Wednesday, March 11, 2009

Retrospect

I stood underneath the night sky speckled with stars. A bright almost full moon glowed above me, shaded by slowly moving clouds. And I laughed. Amanda and I had just returned from having dinner with a favorite Pulaar family and as we reached our parting path we laughed into the quiet night. We weren’t laughing at a joke, nor at each-other (which we so often do), but rather, at ourselves. On our walk home that particular night we discussed how much we’ve changed, and what has stayed the same – and in retrospect, how ridiculous we feel at times. That night we took a step out of our bodies and looked down. There we were. Standing in draping mulafes lightly flapping in the wind, our feet dirty from walking through the rocky, dusty streets and our tongues automatically clicking in agreement with truthful statements. Donkeys, goats and cows meandered past, a broken stone house crumbled to our right, and soft-spoken Hassaniya floated from dark houses. We couldn’t help but think about what kind of lives our friends and families were having right now; studying, writing papers, working, getting married, having babies, interviewing and auditioning. We imagined them going to coffee shops and movie theaters, bars and restaurants, supermarkets and bookstores. In Mauritania, we backed away from scary-looking cows, ate grilled meat in tents from carcasses splayed before us, and took pride in choosing what “sheet” (a mulafe is a glorified sheet) to wear that day.
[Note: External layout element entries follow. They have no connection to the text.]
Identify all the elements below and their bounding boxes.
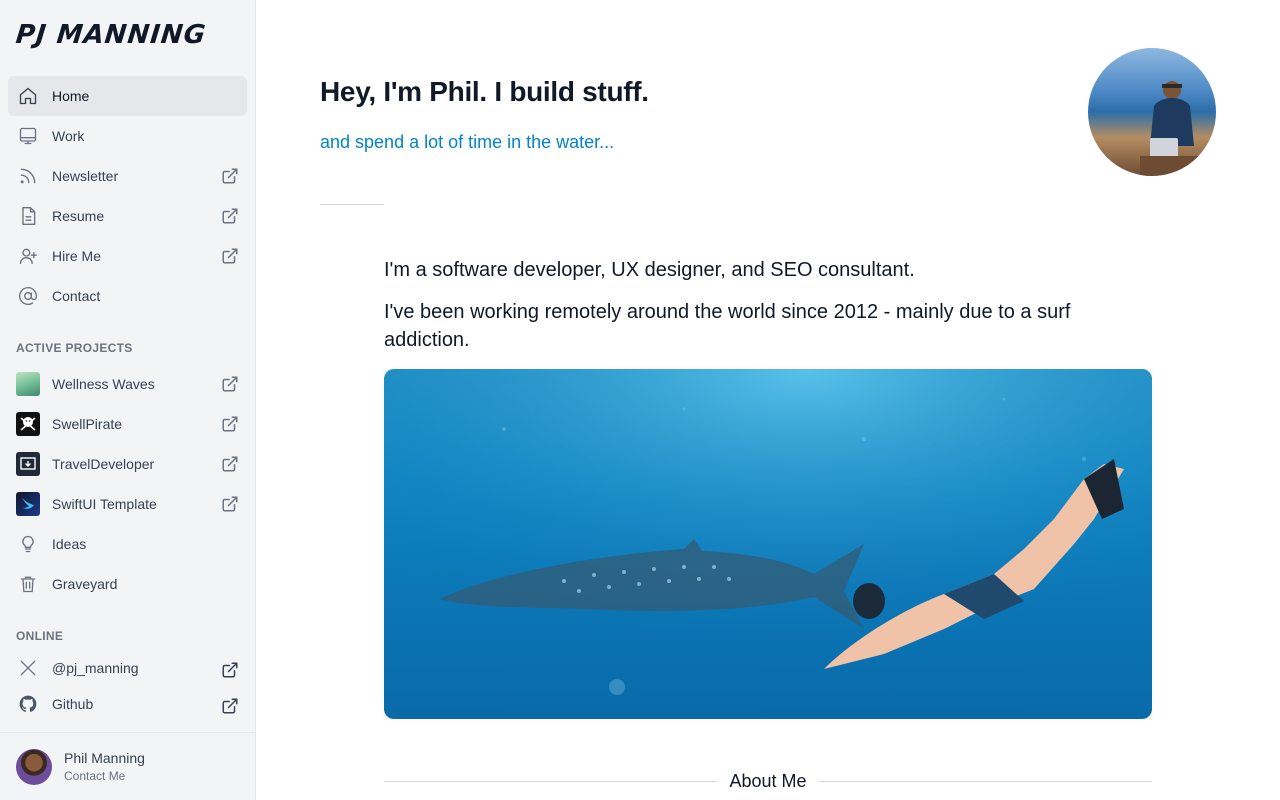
short-divider bbox=[320, 204, 384, 205]
trash-icon bbox=[16, 572, 40, 596]
page-title: Hey, I'm Phil. I build stuff. bbox=[320, 76, 649, 107]
person-with-laptop-illustration bbox=[1140, 81, 1200, 176]
nav-label: Newsletter bbox=[52, 168, 119, 184]
section-divider: About Me bbox=[384, 770, 1153, 792]
external-link-icon bbox=[221, 661, 239, 679]
lightbulb-icon bbox=[16, 532, 40, 556]
nav-label: Work bbox=[52, 128, 85, 144]
swellpirate-logo bbox=[16, 412, 40, 436]
external-link-icon bbox=[221, 697, 239, 715]
primary-nav: Home Work Newsletter Resume Hire Me Cont… bbox=[8, 76, 247, 316]
github-icon bbox=[16, 692, 40, 716]
nav-item-swiftui-template[interactable]: SwiftUI Template bbox=[8, 484, 247, 524]
external-link-icon bbox=[221, 167, 239, 185]
nav-item-wellness-waves[interactable]: Wellness Waves bbox=[8, 364, 247, 404]
nav-item-ideas[interactable]: Ideas bbox=[8, 524, 247, 564]
nav-item-twitter[interactable]: @pj_manning bbox=[8, 650, 247, 686]
nav-label: @pj_manning bbox=[52, 660, 139, 676]
home-icon bbox=[16, 84, 40, 108]
user-plus-icon bbox=[16, 244, 40, 268]
document-icon bbox=[16, 204, 40, 228]
external-link-icon bbox=[221, 207, 239, 225]
online-nav: @pj_manning Github bbox=[8, 650, 247, 722]
underwater-scene-illustration bbox=[384, 369, 1152, 719]
nav-label: Graveyard bbox=[52, 576, 118, 592]
nav-item-swellpirate[interactable]: SwellPirate bbox=[8, 404, 247, 444]
user-profile[interactable]: Phil Manning Contact Me bbox=[0, 732, 255, 800]
external-link-icon bbox=[221, 415, 239, 433]
external-link-icon bbox=[221, 495, 239, 513]
nav-item-home[interactable]: Home bbox=[8, 76, 247, 116]
nav-label: Contact bbox=[52, 288, 101, 304]
page-subtitle: and spend a lot of time in the water... bbox=[320, 132, 615, 152]
main-content: Hey, I'm Phil. I build stuff. and spend … bbox=[256, 0, 1280, 800]
intro-paragraph: I'm a software developer, UX designer, a… bbox=[384, 259, 915, 281]
nav-label: Ideas bbox=[52, 536, 87, 552]
user-name: Phil Manning bbox=[64, 750, 145, 766]
nav-label: Home bbox=[52, 88, 90, 104]
desktop-icon bbox=[16, 124, 40, 148]
section-heading-about-me: About Me bbox=[729, 770, 807, 791]
underwater-photo bbox=[384, 369, 1152, 719]
avatar bbox=[16, 748, 52, 785]
traveldeveloper-logo bbox=[16, 452, 40, 476]
nav-item-newsletter[interactable]: Newsletter bbox=[8, 156, 247, 196]
site-logo[interactable]: PJ MANNING bbox=[14, 20, 207, 50]
nav-label: SwellPirate bbox=[52, 416, 123, 432]
swiftui-template-logo bbox=[16, 492, 40, 516]
wellness-waves-logo bbox=[16, 372, 40, 396]
nav-item-traveldeveloper[interactable]: TravelDeveloper bbox=[8, 444, 247, 484]
rss-icon bbox=[16, 164, 40, 188]
nav-label: SwiftUI Template bbox=[52, 496, 157, 512]
nav-label: Hire Me bbox=[52, 248, 102, 264]
nav-label: Wellness Waves bbox=[52, 376, 155, 392]
bio-paragraph: I've been working remotely around the wo… bbox=[384, 301, 1071, 351]
external-link-icon bbox=[221, 375, 239, 393]
nav-label: Resume bbox=[52, 208, 105, 224]
section-label-online: ONLINE bbox=[16, 629, 64, 643]
external-link-icon bbox=[221, 455, 239, 473]
nav-item-graveyard[interactable]: Graveyard bbox=[8, 564, 247, 604]
sidebar: PJ MANNING Home Work Newsletter Resume H… bbox=[0, 0, 256, 800]
user-contact-link[interactable]: Contact Me bbox=[64, 769, 145, 783]
projects-nav: Wellness Waves SwellPirate TravelDevelop… bbox=[8, 364, 247, 604]
external-link-icon bbox=[221, 247, 239, 265]
nav-label: TravelDeveloper bbox=[52, 456, 155, 472]
section-label-active-projects: ACTIVE PROJECTS bbox=[16, 341, 133, 355]
nav-item-contact[interactable]: Contact bbox=[8, 276, 247, 316]
x-logo-icon bbox=[16, 656, 40, 680]
at-sign-icon bbox=[16, 284, 40, 308]
nav-label: Github bbox=[52, 696, 94, 712]
nav-item-work[interactable]: Work bbox=[8, 116, 247, 156]
nav-item-resume[interactable]: Resume bbox=[8, 196, 247, 236]
profile-photo bbox=[1088, 48, 1216, 176]
nav-item-github[interactable]: Github bbox=[8, 686, 247, 722]
nav-item-hire-me[interactable]: Hire Me bbox=[8, 236, 247, 276]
We laughed at how at home we felt in this strange land. We laughed at how our days are spent and the mistakes we make. Our rules and precautions were through the looking glass, and our habits continue to become more and more outlandish. Our tastes (including a new obsession with liver) have changed and our minds have opened to this culture we walk in every day. There are moments, when watching a movie on a computer or checking the internet that one can forget about the world outside the cracked wooden door. When the credits begin to roll or you click the sign out button reality comes rushing back. There are people to visit, there is tea to drink, projects to complete and languages to study. Sometimes it hits you at odd moments - the silliness of it all is countered by absolute realness. That reflection erupts in bubbling laughter. Especially when you think about situations you get in that would never happen in the states.
The other night I walked into my room and was greeted by the leftover African heat trapped in my room like a stove. Hell naw, I said to myself. I could not sleep in that oven. I had to switch my sleeping plans or I would wake up in the middle of the night sweat soaked and cranky. I walked outside where Fatou, Dedehi and their kids were sitting on a mat.
“My room is too hot.” I told them, “I’m sleeping up there.”
Their gazes followed my finger and landed on the roof.
“You want to sleep on the roof!” Fatou said.
“Yes! My room is sooo hot!” I responded.
“She is right, it is very hot inside now. The roof is a good place to sleep.” Dedehi commented.
“Well, let’s go look.” Fatou suggested.
We all (even the kids) climbed the horribly built uneven stairs to the roof to find it littered with rusty old tools, bent nails and homeless keys. We cleared a spot and discussed my mosquito net.
“Well, she doesn’t need a mosquito net up here – there are no mosquitoes up high.” Dedehi said.
“No, no… That’s ridiculous. She needs a net – Go get your net.” Fatou said.
I went and got my net and we began to search for things to help us set it up. I told Muneia, one of the girls, to help me look for nails. We found two and I connected one side of my net to the small wall around the roof. We then stood and looked around, how would we get the other side to stand up? I found a stick and stuck it in a metal contraption and tied the other side of my net to that. Examining the work, which was now in a triangle shape, there were clicks of disapproval.
“Here, do this.” Dedehi said as she took another stick, feed it through the loops of the net and then tied the two sticks together. Genius. Though a little wobbly, it was a nice rectangular net. Now we all stood and looked at the odd set up put together with scraps. Meriem, about 5-years-old, began a little jumping clapping dance, excited about the prospect of me sleeping in the roof.
“You won’t be scared?” Dedehi asked.
“Yeah – It will be scary. I would sleep up here, but Amadou is congested, maybe in a month I’ll come up here with you.” Fatou said.
“Nope. I won’t be scared. It will be peaceful AND cool.” I said.
We all stood around a little while longer, proudly observing out work. I went to sleep that night feeling grateful for the family I was living with - how concerned they were about me, and how willing to help. The wind blew and rustled the net, threatening the “very sturdy” set up, but it never fell.
It is situations like these that make me laugh into the night like the one with Amanda. I’ll take my unique experiences here and hold on to them forever. Sleeping on the roof in a wobbly net, the clothes I wear, the things I eat, learning and being taught – these are things I know I’ll look back upon with a smile.